‘This will be as true as I can make it. True always trumps clever,’ says character actor and podcast raconteur Stephen Tobolowsky at the top of his one-man show
There are good reasons this guy is never out of work. His acting and storytelling skills are focused and intense, plus he gives off the good vibes of someone you’d like to hang out in the backyard with, listening to him spin tales as he marinates brisket on the grill.
Tobolowsky has brought seven different true stories to Edinburgh, spreading them over his two weeks of shows. Some are new; some he’s told before on his top-rated podcast, which is also called The Tobolowsky Files; some are from his autobiographical book The Dangerous Animals Club. At 64, he has decades of movie-set anecdotes, life lessons and psychic experiences to draw from (yep, he’s a bit clairvoyant, he says).

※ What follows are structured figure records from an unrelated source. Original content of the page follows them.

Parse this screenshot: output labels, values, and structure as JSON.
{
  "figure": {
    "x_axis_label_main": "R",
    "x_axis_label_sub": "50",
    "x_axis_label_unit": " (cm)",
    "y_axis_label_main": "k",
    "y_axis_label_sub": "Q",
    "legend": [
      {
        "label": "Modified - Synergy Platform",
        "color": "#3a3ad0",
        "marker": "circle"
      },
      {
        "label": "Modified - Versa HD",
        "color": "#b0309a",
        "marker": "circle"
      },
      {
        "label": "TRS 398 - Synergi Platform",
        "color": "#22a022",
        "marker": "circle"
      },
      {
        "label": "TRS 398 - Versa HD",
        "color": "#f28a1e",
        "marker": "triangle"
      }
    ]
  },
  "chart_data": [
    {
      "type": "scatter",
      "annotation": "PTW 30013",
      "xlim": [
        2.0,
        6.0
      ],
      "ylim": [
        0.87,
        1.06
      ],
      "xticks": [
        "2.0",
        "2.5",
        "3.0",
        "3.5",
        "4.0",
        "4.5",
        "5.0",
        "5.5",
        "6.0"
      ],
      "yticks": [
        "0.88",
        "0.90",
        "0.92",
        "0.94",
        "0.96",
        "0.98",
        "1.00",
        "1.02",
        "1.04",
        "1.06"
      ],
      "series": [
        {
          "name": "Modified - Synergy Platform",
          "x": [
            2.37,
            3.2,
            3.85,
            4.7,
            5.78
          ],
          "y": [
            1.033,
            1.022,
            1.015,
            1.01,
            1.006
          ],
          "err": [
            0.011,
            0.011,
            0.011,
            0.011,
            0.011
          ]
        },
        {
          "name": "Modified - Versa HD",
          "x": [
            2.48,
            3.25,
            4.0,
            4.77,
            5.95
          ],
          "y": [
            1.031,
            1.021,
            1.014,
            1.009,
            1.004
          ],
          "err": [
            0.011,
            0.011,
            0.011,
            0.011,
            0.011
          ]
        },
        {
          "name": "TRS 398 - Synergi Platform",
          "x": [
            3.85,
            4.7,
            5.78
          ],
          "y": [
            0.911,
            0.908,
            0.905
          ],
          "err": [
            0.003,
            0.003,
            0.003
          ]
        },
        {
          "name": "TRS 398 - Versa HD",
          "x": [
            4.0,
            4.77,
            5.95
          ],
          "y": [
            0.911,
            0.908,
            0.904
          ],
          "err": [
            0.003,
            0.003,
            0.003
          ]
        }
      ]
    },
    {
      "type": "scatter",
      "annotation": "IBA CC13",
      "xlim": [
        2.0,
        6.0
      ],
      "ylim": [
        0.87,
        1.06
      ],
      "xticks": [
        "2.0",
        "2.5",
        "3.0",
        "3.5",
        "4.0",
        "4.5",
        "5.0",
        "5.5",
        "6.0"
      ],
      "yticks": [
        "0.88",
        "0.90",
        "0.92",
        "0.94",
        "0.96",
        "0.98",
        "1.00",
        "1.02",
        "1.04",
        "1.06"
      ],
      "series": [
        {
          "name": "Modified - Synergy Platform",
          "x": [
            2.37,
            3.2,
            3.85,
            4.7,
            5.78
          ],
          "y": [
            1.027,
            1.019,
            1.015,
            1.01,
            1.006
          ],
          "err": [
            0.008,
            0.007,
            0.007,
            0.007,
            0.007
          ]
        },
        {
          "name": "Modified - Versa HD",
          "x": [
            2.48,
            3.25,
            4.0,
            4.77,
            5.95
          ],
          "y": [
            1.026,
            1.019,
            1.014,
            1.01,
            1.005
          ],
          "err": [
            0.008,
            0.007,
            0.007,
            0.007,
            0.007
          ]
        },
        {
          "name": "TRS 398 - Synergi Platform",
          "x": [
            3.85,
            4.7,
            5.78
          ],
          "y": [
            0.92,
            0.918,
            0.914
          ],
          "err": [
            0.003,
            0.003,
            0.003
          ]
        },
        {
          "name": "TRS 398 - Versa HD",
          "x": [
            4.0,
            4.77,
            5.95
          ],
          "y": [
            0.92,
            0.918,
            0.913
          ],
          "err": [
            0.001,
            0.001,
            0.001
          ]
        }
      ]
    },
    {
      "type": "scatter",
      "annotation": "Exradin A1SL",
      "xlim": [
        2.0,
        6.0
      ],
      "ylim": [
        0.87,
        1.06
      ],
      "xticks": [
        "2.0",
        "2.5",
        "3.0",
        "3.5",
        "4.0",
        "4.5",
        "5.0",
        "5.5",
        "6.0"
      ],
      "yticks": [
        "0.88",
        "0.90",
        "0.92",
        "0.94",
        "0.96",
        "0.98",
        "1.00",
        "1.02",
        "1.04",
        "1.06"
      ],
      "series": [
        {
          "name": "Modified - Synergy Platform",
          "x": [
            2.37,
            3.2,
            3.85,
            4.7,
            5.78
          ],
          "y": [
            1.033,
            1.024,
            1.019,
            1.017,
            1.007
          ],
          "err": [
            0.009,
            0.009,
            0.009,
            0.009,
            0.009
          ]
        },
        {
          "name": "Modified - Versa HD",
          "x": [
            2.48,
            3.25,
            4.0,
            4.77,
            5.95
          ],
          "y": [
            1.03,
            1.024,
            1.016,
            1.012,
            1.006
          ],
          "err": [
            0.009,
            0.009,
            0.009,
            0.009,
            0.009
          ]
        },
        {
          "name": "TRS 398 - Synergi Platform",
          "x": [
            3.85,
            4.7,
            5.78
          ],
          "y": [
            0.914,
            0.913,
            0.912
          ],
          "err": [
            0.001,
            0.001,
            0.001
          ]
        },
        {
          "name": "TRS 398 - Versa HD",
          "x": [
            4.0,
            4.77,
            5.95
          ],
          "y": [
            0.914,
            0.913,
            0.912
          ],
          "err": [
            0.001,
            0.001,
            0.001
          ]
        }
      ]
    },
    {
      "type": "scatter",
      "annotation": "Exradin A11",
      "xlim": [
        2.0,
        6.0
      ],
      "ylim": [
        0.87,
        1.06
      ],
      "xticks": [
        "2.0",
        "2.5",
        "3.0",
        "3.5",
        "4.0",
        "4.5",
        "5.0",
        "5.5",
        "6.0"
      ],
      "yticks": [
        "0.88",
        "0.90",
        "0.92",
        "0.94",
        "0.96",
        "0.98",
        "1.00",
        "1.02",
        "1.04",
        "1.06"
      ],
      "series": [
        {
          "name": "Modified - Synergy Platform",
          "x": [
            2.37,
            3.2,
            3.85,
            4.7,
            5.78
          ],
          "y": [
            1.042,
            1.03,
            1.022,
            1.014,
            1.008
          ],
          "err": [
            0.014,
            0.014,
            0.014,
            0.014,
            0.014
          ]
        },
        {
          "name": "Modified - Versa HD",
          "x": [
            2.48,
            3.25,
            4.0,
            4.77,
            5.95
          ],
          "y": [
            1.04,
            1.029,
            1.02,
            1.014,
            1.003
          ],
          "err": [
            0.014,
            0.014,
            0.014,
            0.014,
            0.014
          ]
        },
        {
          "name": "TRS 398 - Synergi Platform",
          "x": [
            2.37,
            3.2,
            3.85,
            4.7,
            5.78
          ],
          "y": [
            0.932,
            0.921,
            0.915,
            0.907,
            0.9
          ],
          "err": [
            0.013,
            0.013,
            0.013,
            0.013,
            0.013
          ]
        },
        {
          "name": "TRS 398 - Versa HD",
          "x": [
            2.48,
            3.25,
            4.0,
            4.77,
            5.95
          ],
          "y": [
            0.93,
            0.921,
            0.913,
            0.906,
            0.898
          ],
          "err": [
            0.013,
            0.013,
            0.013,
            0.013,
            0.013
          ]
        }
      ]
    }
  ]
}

Tobolowsky bounds onto the tiny stage wearing a grey-green, long-sleeved knit shirt, faded jeans and sneakers. His bald head gleams under the stage lights. Tonight his story is about ‘Beth,’ his first great love. They met in the college drama department in Dallas (his hometown) in the early 1970s and landed in Los Angeles together after graduation because, the actor explains, ‘Beth said it’s easier to be poor in sunlight.’
They weren’t poor for long. ‘Beth’ is revealed to be Beth Henley, whose first play, the Chekhov-inspired Southern Gothic comedy Crimes of the Heart (Tobolowsky says he came up with the title), won the Pulitzer Prize for Drama in 1981. It ran nearly two years on a New York stage and lead to a $2 million movie deal for Henley and productions around the world. The couple acquired a house with a swimming pool. Henley acquired agents, managers, lawyers and hangers-on.
‘The problems of plenty are plentiful,’ says Tobolowsky as he recounts the break-up of their 16-year relationship. As he talks about his ex, his eyes brim with tears. His voice catches as he says her name.
As great first loves go, this one must have been epic. Tobolowsky is open and generous with his emotions, which seem especially tender as he gets to the end of this night’s story. (He’s been married more than 20 years now to an actress named Ann Mears. He promises he’ll tell that story another night.)
If this sounds soppy, well, it isn’t. There are good reasons this guy is never out of work. His acting and storytelling skills are focused and intense, plus he gives off the good vibes of someone you’d like to hang out in the backyard with, listening to him spin tales as he marinates brisket on the grill.
Tobolowsky’s stories take frequent detours into hilarity. In the Beth Henley saga are parallel bits about their flea-infested apartment – ‘Like I was in a Roger Corman movie’ – his discovery of the ‘tones’ in his head that allow him some second sight into ‘who people really are,’ and the joy he felt as he sat reading his girlfriend’s play, knowing with every page that it was a masterpiece that would probably spell the end of their domestic bliss. Somewhere in there we also learn that Stephen Tobolowsky indirectly coined the name of the band Radiohead.
He doesn’t come to a big finale, just gently coasts to a stop after 65 minutes. ‘Unlike movies,’ he says, ‘life has no ending credits.’